Making Decisions with Value Point Accounting

 Examples of using VPA information to improve business performance:

Issue:  A major customer is pushing for price concessions and extended payment terms while promising an increase in purchase volume.

VPA:  The aggregate profit for this customer is  total sales dollars minus the aggregate cost of all of its value  points.  A profit amount is reported after each of the 4 value point  cost sets are subtracted.  The variable cost of capital reflects the  actual receivables collection experience with this customer.  This  customer’s P&L profit tiers show that the first 3 value point cost  sets are recovered but there is a loss after subtracting the 4th cost  (the cost of capital for fixed assets).  In other words, the total cost  of capital (target ROI) is not being earned by this customer with its  current product mix, price level and payment practice.  The  customer's proposal can be accepted provided there is unused capacity  available to handle it.  Fixed asset capacity expansion would not be  warranted to support higher volume from this customer under its  proposed price and payment terms.
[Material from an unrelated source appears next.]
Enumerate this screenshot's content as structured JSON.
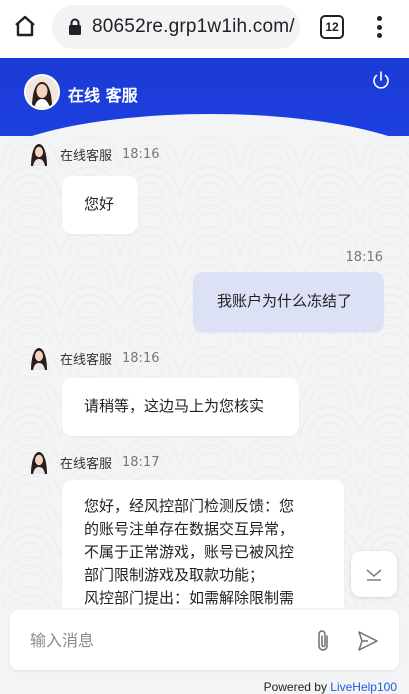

Issue:  A review of the company's entire product line for price changes and possible product eliminations.

VPA:   All products are ranked in descending order by profit dollars generated  after subtracting total economic cost.  Those with positive profit  dollars are candidates for price reductions if demand is considered  elastic – more volume can increase ROI and economic value.  Those with  negative profit dollars are candidates for price increases or  elimination, particularly those that do not recover the variable cash  cost and the variable cost of capital.

Issue:  A specific production machine on the shop floor is now fully utilized and the purchase of second machine has been proposed.

VPA:  The value points of all products currently using  that machine are analyzed to see if each is earning the firm's cost of  capital.  Findings show that 30% of the current machine usage is for  value points with sales revenue below total economic cost.  In other  words, the machine has 100% physical capacity utilization but only 70% economic utilization.   Price increases to those value points with economic losses are  considered as an alternative to a capacity increase.  Any decrease in  the volume of loss value points can free existing machine capacity for  growth in higher profit value points.  The VPA insight:  there may be an  opportunity to redeploy an existing investment to a higher value use.      

Issue:  The product engineering team wants to identify cost reduction projects for the next fiscal year.

VPA:   Applying projected market demand to the current value point performance  for each product will point to those products where cost and/or  investment reduction will produce the greatest economic value  improvement.